Any purchase (and in fact really any business decision) involves the pricing of risk. You are happy to pay a price of $X if you are going to a return of Y. If there is a risk to that return, you might pay $X minus a factor for that risk.
The returns being sought from management rights businesses are not necessarily just financial ones. What we mean by that is that when you place funds on a term deposit with a bank all that may matter is the interest rate (and perhaps the continued solvency of the bank itself).
In management rights, other factors, particularly around lifestyle and residence, come into the equation which all then go into the purchasing decision.
Factors which affect lifestyle choices are not the subject of this article but legal factors which affect the financial return are.
One of the key legal risks in an off the plan sale is the negotiation of claw back arrangements. There are obviously quite a few more, but the documentation of the claw back / claw forward arrangement is one of the most important things to get right.
In the run up to the GFC in 2007 we were asked to second guess the legal advice a purchaser had received when a deal turned bad. The management rights deal itself was for a relatively small off the plan business. The developer had apparently said they would deliver 35 of the 36 lots in the letting pool (the missing one being the manager’s lot).
An offer to purchase was made which was based on that.
When the claw back arrangement for each lot less than 35 in the letting pool was suggested, the developer apparently pushed back. The essence of the conversation was this:-
Purchaser – ‘Can we have a claw back for each lot less than 35 in the letting pool?’
Developer – ‘I’ve said I will deliver 35 and I will.’
Purchaser – ‘Well why don’t you want to include that in the contract?’
Developer – ‘Because I have made that commitment and I will stick to it’
The developer then threatened to move on to the next buyer – who were allegedly (and in fact probably were) thick on the ground. The purchaser capitulated and the deal ended up being struck on the basis that the purchaser paid a fixed purchase price no matter how many lots ended up in the letting pool.
The risk with any missing letting appointments was in effect shifted wholly the purchaser. Under a claw back arrangement it really rests with the developer (in terms of if a lot does not appear in the letting pool, the developer does not get paid for it).
The lawyers acting for the purchaser had advised their client of that risk and the purchaser charged on regardless.
At the end of the day the commercial call for the purchaser in this off the plan deal was whether they priced the risk of the potential for the letting pool to be smaller than what they had been promised.

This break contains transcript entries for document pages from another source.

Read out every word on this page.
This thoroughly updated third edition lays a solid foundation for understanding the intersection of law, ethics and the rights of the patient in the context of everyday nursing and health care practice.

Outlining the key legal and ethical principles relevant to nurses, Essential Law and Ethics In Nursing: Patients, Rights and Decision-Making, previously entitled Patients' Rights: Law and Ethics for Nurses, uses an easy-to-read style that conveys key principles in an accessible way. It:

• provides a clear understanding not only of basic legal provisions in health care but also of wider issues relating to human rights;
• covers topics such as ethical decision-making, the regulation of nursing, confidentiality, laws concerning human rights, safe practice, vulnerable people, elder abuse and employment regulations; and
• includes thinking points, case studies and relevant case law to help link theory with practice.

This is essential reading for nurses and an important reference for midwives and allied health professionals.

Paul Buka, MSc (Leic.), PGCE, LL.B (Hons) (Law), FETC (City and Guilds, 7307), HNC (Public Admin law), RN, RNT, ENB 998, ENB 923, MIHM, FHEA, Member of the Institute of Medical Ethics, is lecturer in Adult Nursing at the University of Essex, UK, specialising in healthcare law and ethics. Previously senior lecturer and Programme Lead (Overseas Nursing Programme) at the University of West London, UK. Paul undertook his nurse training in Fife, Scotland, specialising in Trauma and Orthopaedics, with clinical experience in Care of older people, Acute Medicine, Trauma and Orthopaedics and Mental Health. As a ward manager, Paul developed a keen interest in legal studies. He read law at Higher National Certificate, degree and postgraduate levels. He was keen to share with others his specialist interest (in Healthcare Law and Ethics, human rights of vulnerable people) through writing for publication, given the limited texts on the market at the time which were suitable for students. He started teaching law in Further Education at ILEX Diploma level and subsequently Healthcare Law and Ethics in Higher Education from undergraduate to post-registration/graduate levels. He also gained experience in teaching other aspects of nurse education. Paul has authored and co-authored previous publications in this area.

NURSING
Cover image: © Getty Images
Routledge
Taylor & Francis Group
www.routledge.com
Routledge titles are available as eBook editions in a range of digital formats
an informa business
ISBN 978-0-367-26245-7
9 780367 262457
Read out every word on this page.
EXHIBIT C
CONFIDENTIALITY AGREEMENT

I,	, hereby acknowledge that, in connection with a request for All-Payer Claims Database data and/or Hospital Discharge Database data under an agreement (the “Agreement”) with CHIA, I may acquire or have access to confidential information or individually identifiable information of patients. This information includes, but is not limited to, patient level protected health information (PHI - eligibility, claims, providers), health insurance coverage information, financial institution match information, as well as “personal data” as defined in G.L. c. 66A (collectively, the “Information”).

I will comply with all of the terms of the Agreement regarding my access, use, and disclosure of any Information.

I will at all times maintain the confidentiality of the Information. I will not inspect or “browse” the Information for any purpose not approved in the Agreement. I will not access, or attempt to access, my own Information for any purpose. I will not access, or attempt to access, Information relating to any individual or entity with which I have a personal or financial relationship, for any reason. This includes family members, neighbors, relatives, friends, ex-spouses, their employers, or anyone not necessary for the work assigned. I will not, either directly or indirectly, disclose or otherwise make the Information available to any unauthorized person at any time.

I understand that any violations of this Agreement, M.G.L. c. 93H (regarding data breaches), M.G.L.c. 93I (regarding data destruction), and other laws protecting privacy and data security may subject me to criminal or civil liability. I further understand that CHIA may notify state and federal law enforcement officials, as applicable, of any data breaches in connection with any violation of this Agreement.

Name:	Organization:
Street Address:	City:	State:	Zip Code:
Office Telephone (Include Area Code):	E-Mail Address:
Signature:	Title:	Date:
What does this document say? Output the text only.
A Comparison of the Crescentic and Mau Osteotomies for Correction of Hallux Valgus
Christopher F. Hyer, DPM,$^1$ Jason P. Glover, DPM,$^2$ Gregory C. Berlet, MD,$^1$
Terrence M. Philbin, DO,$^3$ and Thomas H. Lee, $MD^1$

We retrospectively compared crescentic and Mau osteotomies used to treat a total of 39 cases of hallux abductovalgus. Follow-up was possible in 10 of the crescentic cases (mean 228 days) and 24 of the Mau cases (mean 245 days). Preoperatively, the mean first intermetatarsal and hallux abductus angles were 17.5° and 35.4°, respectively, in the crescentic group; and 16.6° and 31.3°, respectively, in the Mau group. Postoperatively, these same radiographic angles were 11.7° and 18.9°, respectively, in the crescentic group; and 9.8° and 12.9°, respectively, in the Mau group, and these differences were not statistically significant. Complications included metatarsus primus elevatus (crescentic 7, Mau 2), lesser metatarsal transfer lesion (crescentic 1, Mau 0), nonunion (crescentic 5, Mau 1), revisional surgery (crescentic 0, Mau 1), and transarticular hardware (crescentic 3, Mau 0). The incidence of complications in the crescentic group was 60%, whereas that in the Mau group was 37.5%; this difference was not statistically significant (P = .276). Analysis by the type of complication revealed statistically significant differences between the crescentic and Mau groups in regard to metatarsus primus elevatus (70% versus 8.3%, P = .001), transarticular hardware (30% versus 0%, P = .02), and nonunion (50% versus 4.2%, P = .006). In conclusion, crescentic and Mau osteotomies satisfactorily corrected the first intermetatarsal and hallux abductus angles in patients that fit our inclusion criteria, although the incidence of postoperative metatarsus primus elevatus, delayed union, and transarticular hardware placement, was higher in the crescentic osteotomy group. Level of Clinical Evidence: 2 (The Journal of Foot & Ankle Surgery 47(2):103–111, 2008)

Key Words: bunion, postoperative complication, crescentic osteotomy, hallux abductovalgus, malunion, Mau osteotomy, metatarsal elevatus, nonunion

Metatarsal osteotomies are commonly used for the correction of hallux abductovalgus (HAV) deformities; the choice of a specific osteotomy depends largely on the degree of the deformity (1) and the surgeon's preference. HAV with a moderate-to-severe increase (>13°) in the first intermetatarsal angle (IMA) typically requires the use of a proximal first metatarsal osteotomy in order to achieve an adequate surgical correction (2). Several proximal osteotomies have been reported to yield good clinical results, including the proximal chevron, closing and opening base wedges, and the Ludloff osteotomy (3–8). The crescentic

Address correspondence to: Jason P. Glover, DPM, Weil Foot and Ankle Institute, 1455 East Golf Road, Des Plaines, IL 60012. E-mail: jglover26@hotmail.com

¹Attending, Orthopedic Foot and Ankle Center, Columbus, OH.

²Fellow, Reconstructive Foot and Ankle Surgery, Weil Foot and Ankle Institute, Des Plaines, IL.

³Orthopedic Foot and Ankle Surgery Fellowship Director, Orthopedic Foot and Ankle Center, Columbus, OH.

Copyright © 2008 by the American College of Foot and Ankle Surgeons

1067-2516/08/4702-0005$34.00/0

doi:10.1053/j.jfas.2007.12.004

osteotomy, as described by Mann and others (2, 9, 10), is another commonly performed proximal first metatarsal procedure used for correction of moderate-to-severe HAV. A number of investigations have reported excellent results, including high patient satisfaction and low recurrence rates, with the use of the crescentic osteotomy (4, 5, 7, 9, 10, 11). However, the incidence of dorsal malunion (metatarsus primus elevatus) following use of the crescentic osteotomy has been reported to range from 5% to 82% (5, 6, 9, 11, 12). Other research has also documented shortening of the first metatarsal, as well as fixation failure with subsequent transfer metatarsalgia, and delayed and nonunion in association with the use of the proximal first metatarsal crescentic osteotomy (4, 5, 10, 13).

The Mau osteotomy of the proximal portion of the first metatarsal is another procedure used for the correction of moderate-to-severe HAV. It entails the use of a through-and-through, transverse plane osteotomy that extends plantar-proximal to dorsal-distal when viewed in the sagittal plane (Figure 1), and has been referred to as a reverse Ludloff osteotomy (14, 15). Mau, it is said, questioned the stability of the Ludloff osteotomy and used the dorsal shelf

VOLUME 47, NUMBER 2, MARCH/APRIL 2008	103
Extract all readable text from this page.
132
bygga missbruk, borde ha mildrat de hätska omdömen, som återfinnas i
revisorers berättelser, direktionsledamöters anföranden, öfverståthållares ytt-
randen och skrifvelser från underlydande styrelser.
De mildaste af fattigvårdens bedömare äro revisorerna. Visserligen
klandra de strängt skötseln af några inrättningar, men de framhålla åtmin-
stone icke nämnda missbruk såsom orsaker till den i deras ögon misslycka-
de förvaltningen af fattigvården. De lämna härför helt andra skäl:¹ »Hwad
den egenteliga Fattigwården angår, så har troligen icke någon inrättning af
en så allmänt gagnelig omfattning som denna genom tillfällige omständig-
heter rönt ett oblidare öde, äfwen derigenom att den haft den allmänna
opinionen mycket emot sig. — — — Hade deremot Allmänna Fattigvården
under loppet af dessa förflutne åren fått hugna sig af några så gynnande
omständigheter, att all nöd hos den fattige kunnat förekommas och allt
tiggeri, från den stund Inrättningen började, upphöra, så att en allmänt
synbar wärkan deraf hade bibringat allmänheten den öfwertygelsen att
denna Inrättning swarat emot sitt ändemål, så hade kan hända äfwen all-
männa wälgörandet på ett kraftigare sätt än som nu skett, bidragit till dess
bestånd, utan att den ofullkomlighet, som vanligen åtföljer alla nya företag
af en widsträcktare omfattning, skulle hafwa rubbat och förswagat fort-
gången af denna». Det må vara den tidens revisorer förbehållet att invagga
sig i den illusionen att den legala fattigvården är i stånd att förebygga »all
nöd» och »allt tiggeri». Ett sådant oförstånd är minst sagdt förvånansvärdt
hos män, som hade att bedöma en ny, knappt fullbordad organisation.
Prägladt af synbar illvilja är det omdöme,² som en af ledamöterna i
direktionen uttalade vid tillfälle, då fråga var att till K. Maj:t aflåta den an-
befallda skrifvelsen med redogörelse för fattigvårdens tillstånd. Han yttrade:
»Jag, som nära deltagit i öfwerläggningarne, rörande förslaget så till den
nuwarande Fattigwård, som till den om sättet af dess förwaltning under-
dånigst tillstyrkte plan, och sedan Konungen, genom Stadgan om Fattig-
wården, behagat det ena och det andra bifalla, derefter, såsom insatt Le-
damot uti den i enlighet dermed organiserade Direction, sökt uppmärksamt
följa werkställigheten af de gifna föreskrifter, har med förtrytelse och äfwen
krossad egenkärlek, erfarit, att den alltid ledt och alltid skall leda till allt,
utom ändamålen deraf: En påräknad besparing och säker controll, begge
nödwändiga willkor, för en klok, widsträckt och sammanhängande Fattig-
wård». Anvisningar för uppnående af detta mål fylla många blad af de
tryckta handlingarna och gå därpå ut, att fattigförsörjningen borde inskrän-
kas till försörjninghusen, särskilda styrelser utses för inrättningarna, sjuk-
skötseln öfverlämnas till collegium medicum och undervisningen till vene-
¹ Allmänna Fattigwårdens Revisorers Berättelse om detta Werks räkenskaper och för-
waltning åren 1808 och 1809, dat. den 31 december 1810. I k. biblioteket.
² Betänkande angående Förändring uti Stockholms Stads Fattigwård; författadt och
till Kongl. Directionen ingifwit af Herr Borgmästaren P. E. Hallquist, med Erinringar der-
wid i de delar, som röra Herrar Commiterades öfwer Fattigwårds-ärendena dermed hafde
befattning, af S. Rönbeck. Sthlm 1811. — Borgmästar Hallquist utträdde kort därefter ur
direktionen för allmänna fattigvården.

Perhaps they didn’t think they needed to document it because they thought the developer would deliver what it had promised given their dealings with it. Maybe the multiplier was so low, or the caretaking remuneration so high, they could lose some letting units and it would not matter as the business still worked. Perhaps the decision to buy that particular business (even with that risk) was irrelevant having regard to the lifestyle considerations that led them to purchase it in the first place.
Who knows?
There are no prizes for guessing what happened on settlement and why we got involved. There were not 35 lots in the letting pool. There were less than 30. Our view of developers is not necessarily jaundiced but you could hardly call us surprised when a developer did not deliver something they had not contracted to deliver. Why would they?
Litigating one of these things for misrepresentation is also a hard road, and given the relative size of the business, it wasn’t worth it.
It is easy to get caught up in the rush to do the deal. Part of the art of buying well is being able to not become emotionally involved and walk away, and any decision to walk away depends at a very macro level on whether the risk in your particular deal has been priced right for you.
Irrational exuberance. Words worth bearing in mind.